Although the new migration policies are very helpful and flexible for those refugees seeking employment in the Czech Republic, it does not yet support those Ukrainians who may wish to start or relocate their businesses from Ukraine on a corporate basis. Problems arise especially in connection to the Czech interpretation and application of anti-money laundering (AML) legislation. While incorporating a legal entity for business purposes itself remains generally quite simple, quick, and cheap, the consequences and challenges for those Ukrainians (and other foreigners) wanting to start or relocate their businesses to Czechia are more complex. These entrepreneurs may likely run into obstacles with essentials like opening a bank account for their new Czech corporate setup. Under Czech AML practice, banks usually require a plethora of information from their new corporate clients, especially those from non-EU jurisdictions, including Ukraine, like an overview of potential customers or existing economic links to Czechia.
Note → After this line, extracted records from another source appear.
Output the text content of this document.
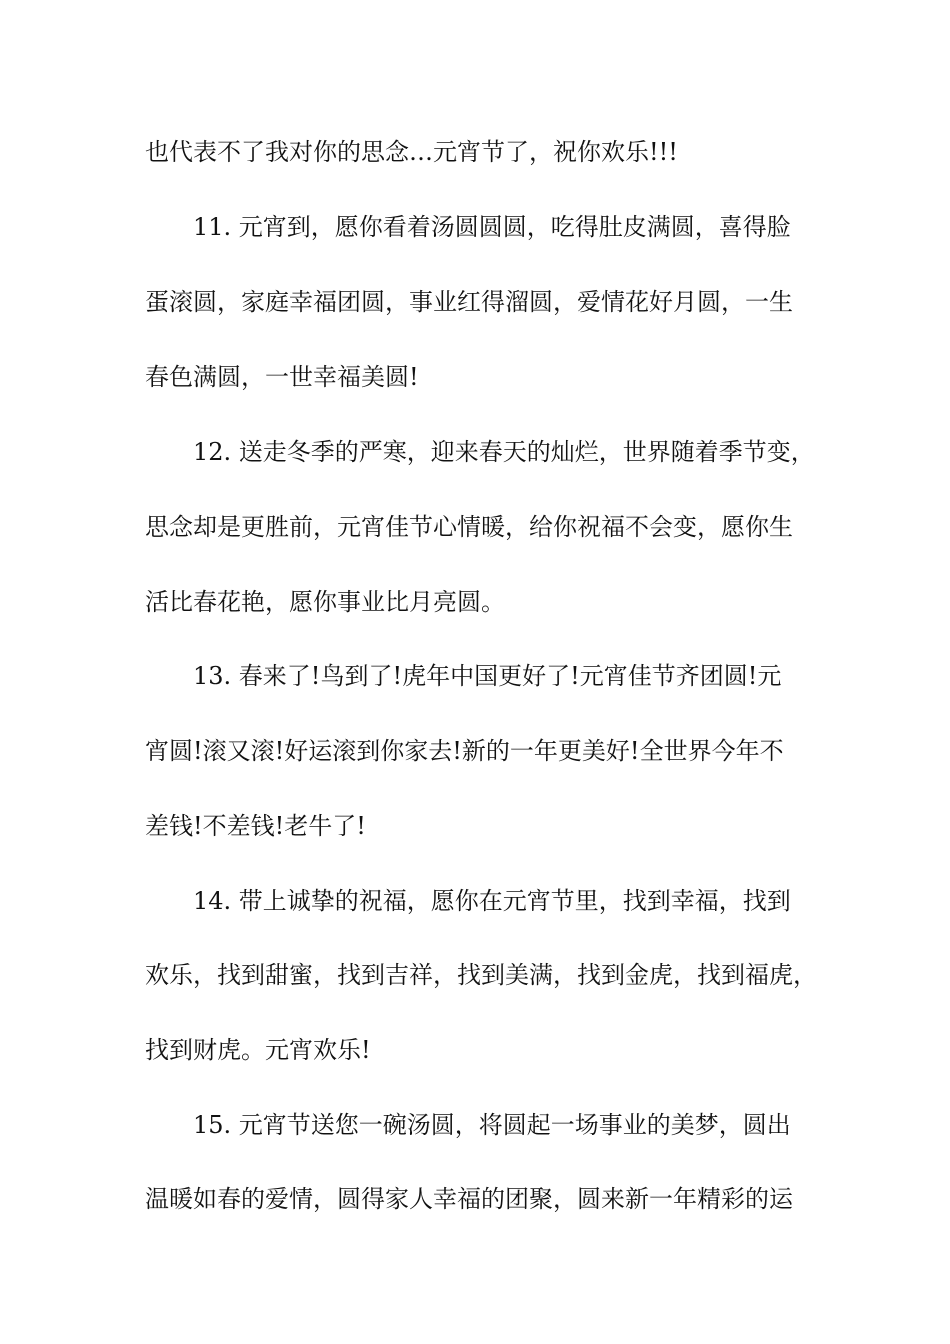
也代表不了我对你的思念…元宵节了，祝你欢乐!!!
11. 元宵到，愿你看着汤圆圆圆，吃得肚皮满圆，喜得脸
蛋滚圆，家庭幸福团圆，事业红得溜圆，爱情花好月圆，一生
春色满圆，一世幸福美圆!
12. 送走冬季的严寒，迎来春天的灿烂，世界随着季节变，
思念却是更胜前，元宵佳节心情暖，给你祝福不会变，愿你生
活比春花艳，愿你事业比月亮圆。
13. 春来了!鸟到了!虎年中国更好了!元宵佳节齐团圆!元
宵圆!滚又滚!好运滚到你家去!新的一年更美好!全世界今年不
差钱!不差钱!老牛了!
14. 带上诚挚的祝福，愿你在元宵节里，找到幸福，找到
欢乐，找到甜蜜，找到吉祥，找到美满，找到金虎，找到福虎，
找到财虎。元宵欢乐!
15. 元宵节送您一碗汤圆，将圆起一场事业的美梦，圆出
温暖如春的爱情，圆得家人幸福的团聚，圆来新一年精彩的运
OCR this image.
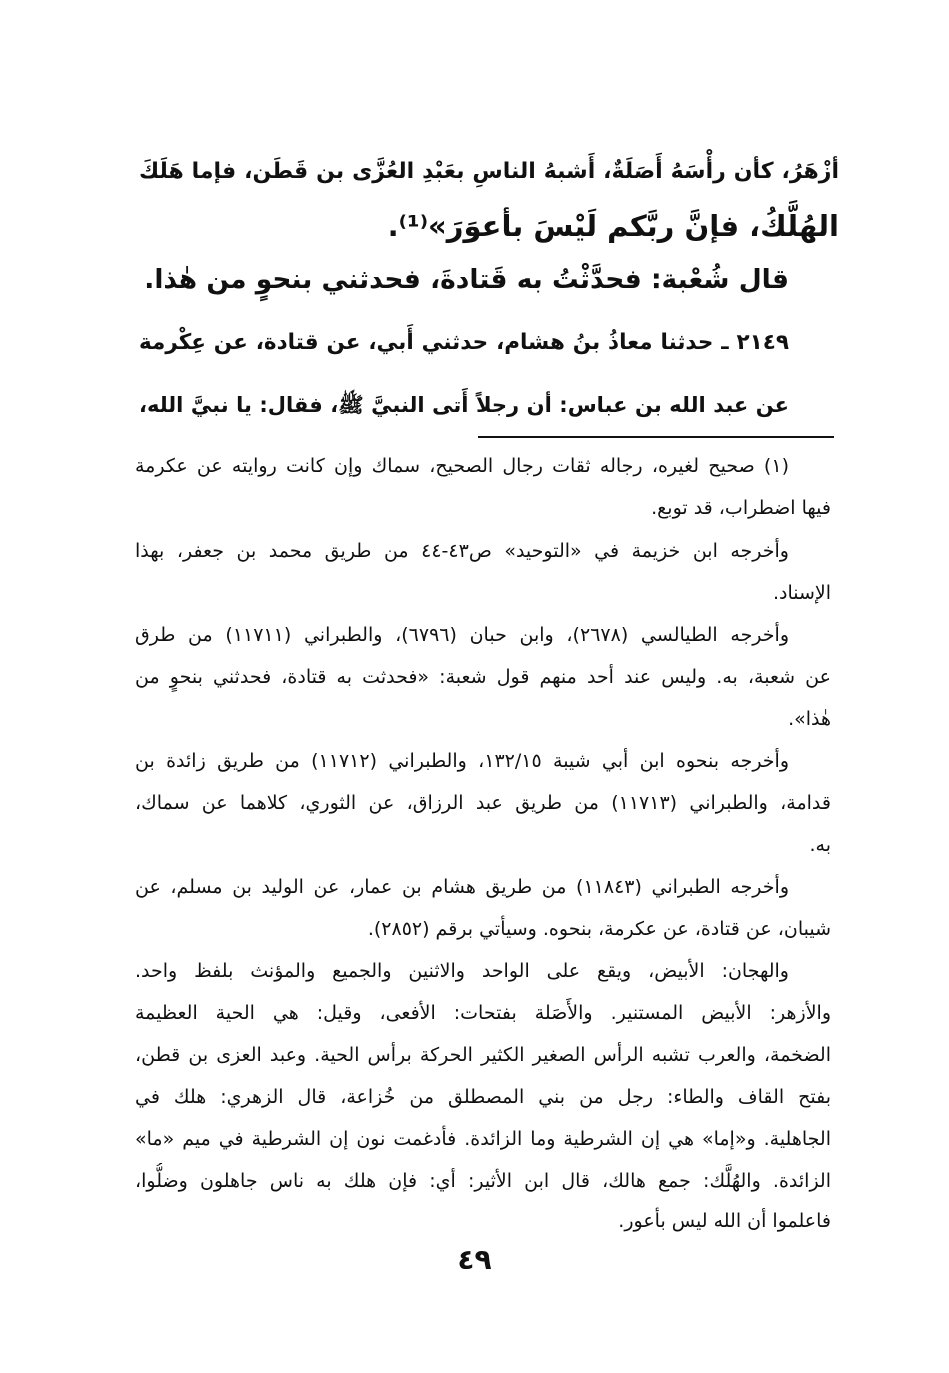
أزْهَرُ، كأن رأْسَهُ أَصَلَةٌ، أَشبهُ الناسِ بعَبْدِ العُزَّى بن قَطَن، فإما هَلَكَ
الهُلَّكُ، فإنَّ ربَّكم لَيْسَ بأعوَرَ»⁽¹⁾.
قال شُعْبة: فحدَّثْتُ به قَتادةَ، فحدثني بنحوٍ من هٰذا.
٢١٤٩ ـ حدثنا معاذُ بنُ هشام، حدثني أَبي، عن قتادة، عن عِكْرمة
عن عبد الله بن عباس: أن رجلاً أَتى النبيَّ ﷺ، فقال: يا نبيَّ الله،
(١) صحيح لغيره، رجاله ثقات رجال الصحيح، سماك وإن كانت روايته عن عكرمة
فيها اضطراب، قد توبع.
وأخرجه ابن خزيمة في «التوحيد» ص٤٣-٤٤ من طريق محمد بن جعفر، بهذا
الإسناد.
وأخرجه الطيالسي (٢٦٧٨)، وابن حبان (٦٧٩٦)، والطبراني (١١٧١١) من طرق
عن شعبة، به. وليس عند أحد منهم قول شعبة: «فحدثت به قتادة، فحدثني بنحوٍ من
هٰذا».
وأخرجه بنحوه ابن أبي شيبة ١٣٢/١٥، والطبراني (١١٧١٢) من طريق زائدة بن
قدامة، والطبراني (١١٧١٣) من طريق عبد الرزاق، عن الثوري، كلاهما عن سماك،
به.
وأخرجه الطبراني (١١٨٤٣) من طريق هشام بن عمار، عن الوليد بن مسلم، عن
شيبان، عن قتادة، عن عكرمة، بنحوه. وسيأتي برقم (٢٨٥٢).
والهجان: الأبيض، ويقع على الواحد والاثنين والجميع والمؤنث بلفظ واحد.
والأزهر: الأبيض المستنير. والأَصَلة بفتحات: الأفعى، وقيل: هي الحية العظيمة
الضخمة، والعرب تشبه الرأس الصغير الكثير الحركة برأس الحية. وعبد العزى بن قطن،
بفتح القاف والطاء: رجل من بني المصطلق من خُزاعة، قال الزهري: هلك في
الجاهلية. و«إما» هي إن الشرطية وما الزائدة. فأدغمت نون إن الشرطية في ميم «ما»
الزائدة. والهُلَّك: جمع هالك، قال ابن الأثير: أي: فإن هلك به ناس جاهلون وضلُّوا،
فاعلموا أن الله ليس بأعور.
٤٩
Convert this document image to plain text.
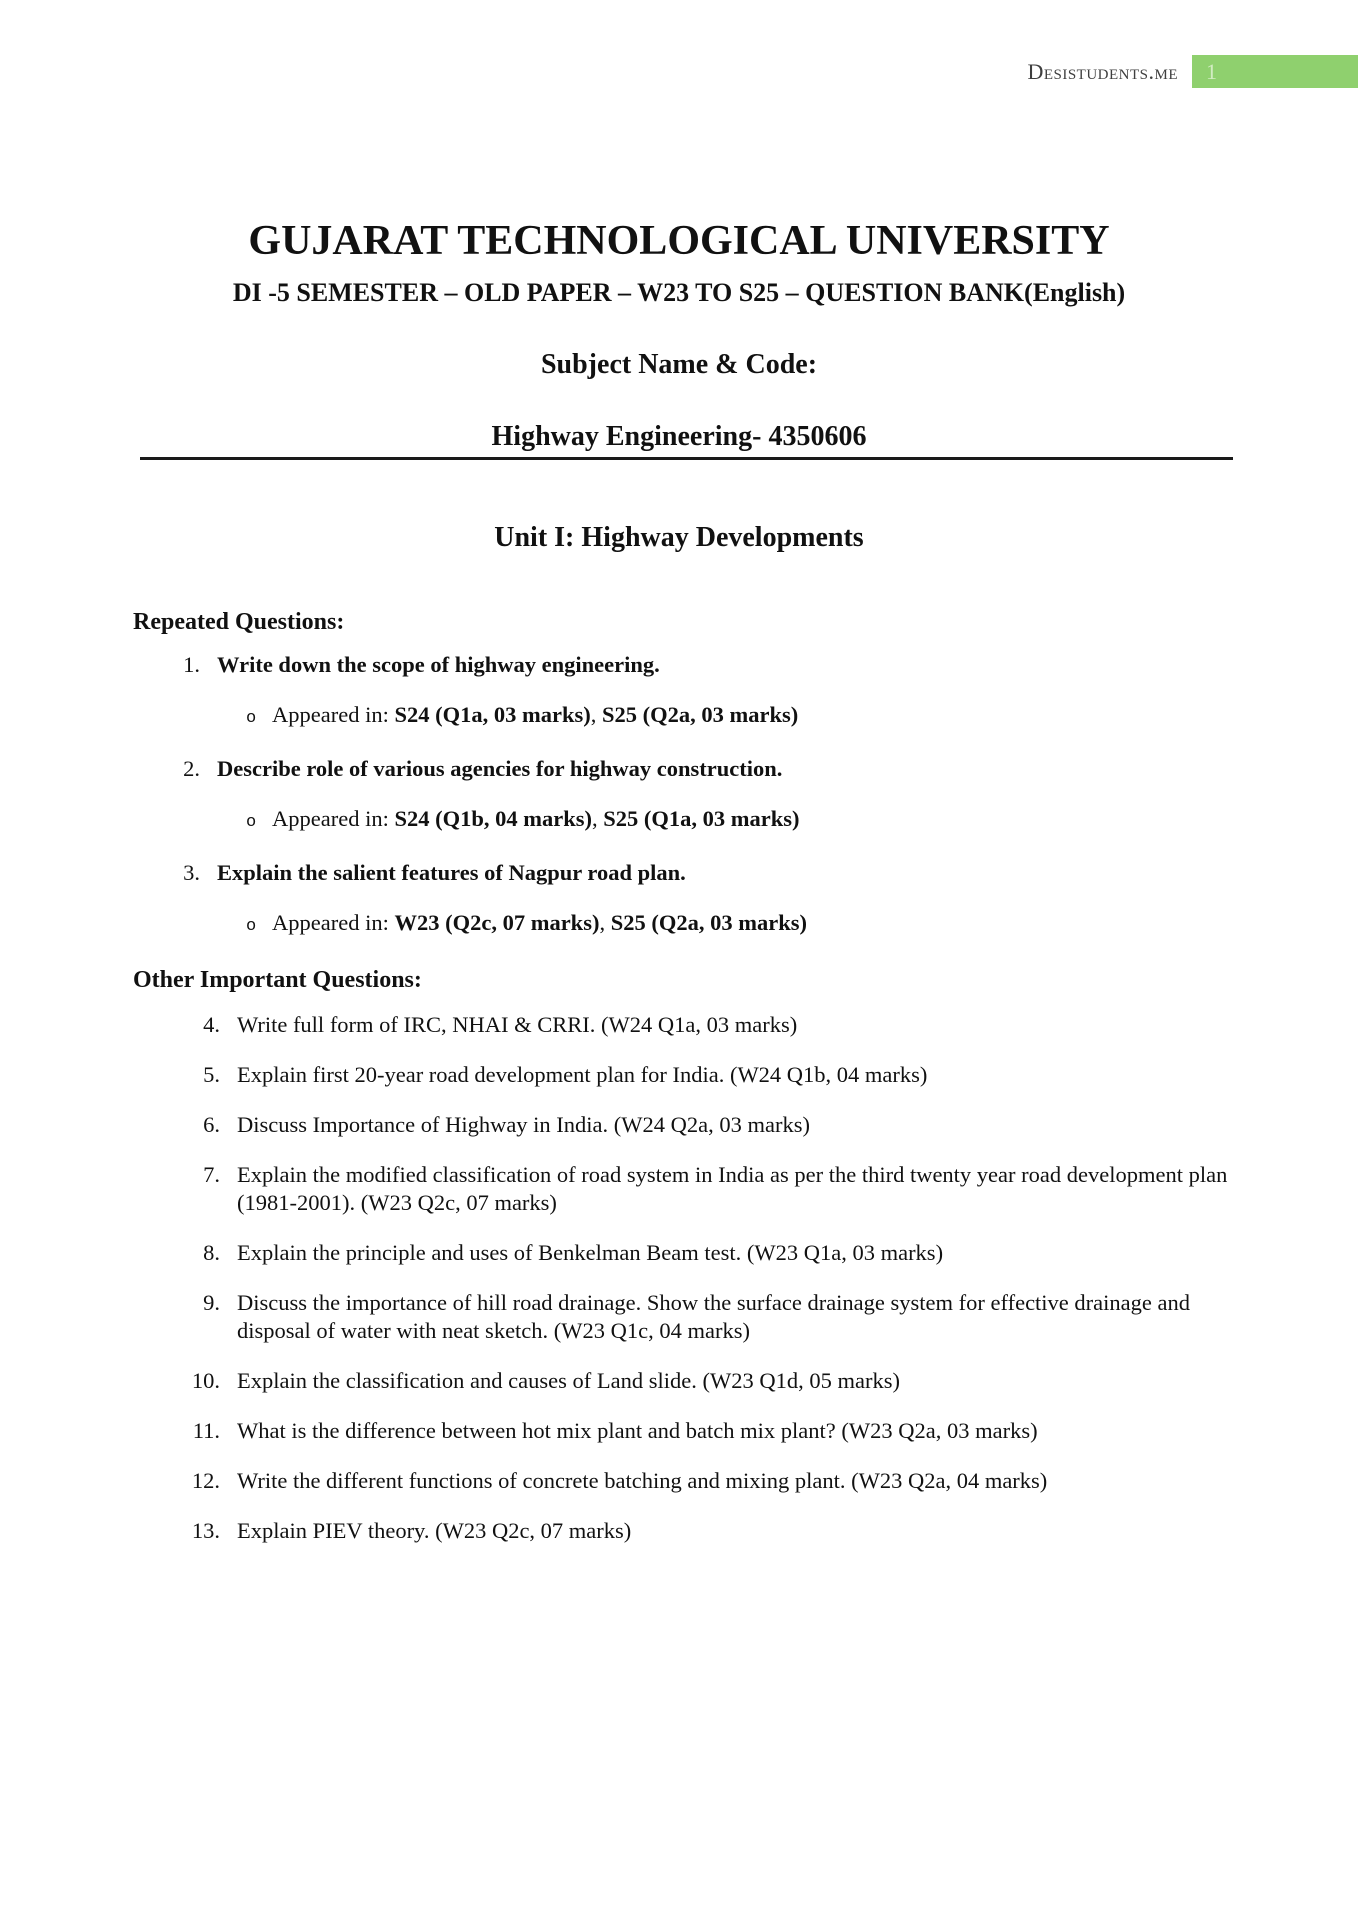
Desistudents.me	1
GUJARAT TECHNOLOGICAL UNIVERSITY
DI -5 SEMESTER – OLD PAPER – W23 TO S25 – QUESTION BANK(English)
Subject Name & Code:
Highway Engineering- 4350606
Unit I: Highway Developments
Repeated Questions:
1. Write down the scope of highway engineering.
o Appeared in: S24 (Q1a, 03 marks), S25 (Q2a, 03 marks)
2. Describe role of various agencies for highway construction.
o Appeared in: S24 (Q1b, 04 marks), S25 (Q1a, 03 marks)
3. Explain the salient features of Nagpur road plan.
o Appeared in: W23 (Q2c, 07 marks), S25 (Q2a, 03 marks)
Other Important Questions:
4. Write full form of IRC, NHAI & CRRI. (W24 Q1a, 03 marks)
5. Explain first 20-year road development plan for India. (W24 Q1b, 04 marks)
6. Discuss Importance of Highway in India. (W24 Q2a, 03 marks)
7. Explain the modified classification of road system in India as per the third twenty year road development plan (1981-2001). (W23 Q2c, 07 marks)
8. Explain the principle and uses of Benkelman Beam test. (W23 Q1a, 03 marks)
9. Discuss the importance of hill road drainage. Show the surface drainage system for effective drainage and disposal of water with neat sketch. (W23 Q1c, 04 marks)
10. Explain the classification and causes of Land slide. (W23 Q1d, 05 marks)
11. What is the difference between hot mix plant and batch mix plant? (W23 Q2a, 03 marks)
12. Write the different functions of concrete batching and mixing plant. (W23 Q2a, 04 marks)
13. Explain PIEV theory. (W23 Q2c, 07 marks)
The latter can particularly create a sort of catch-22 situation – where it may not always be possible to establish these economic links without having a corporate bank account – but creating one is impossible without declaring such relationships in the first place.
Czech AML interpretations also strictly insist on personal/face-to-face identification as the primary method and provide only a few rather inflexible alternatives for remote or electronic identification that, moreover, are practically applicable for Czechs or Czech residents only.
Most Ukrainian men are significantly restricted in traveling during times of war, and personal meetings abroad are not possible for many of them. Ukrainian businesses with solely male executives or founders are thus factually excluded from enjoying the benefits of the liberal and rather flexible Czech corporate laws, and their businesses cannot easily incorporate a new setup in the Czech Republic unless using a rather complicated JV structure with a reliable local business partner.
While the general sentiment of the rapid and flexible changes to migration policies resulting in a faster and less complicated process is very helpful in solving labor shortage problems in the Czech Republic, the corporate practice continues to be strongly affected by rather rigid AML regulations, with many challenges to making Czechia more attractive to Ukrainian businesses with their current need for (temporary) relocation.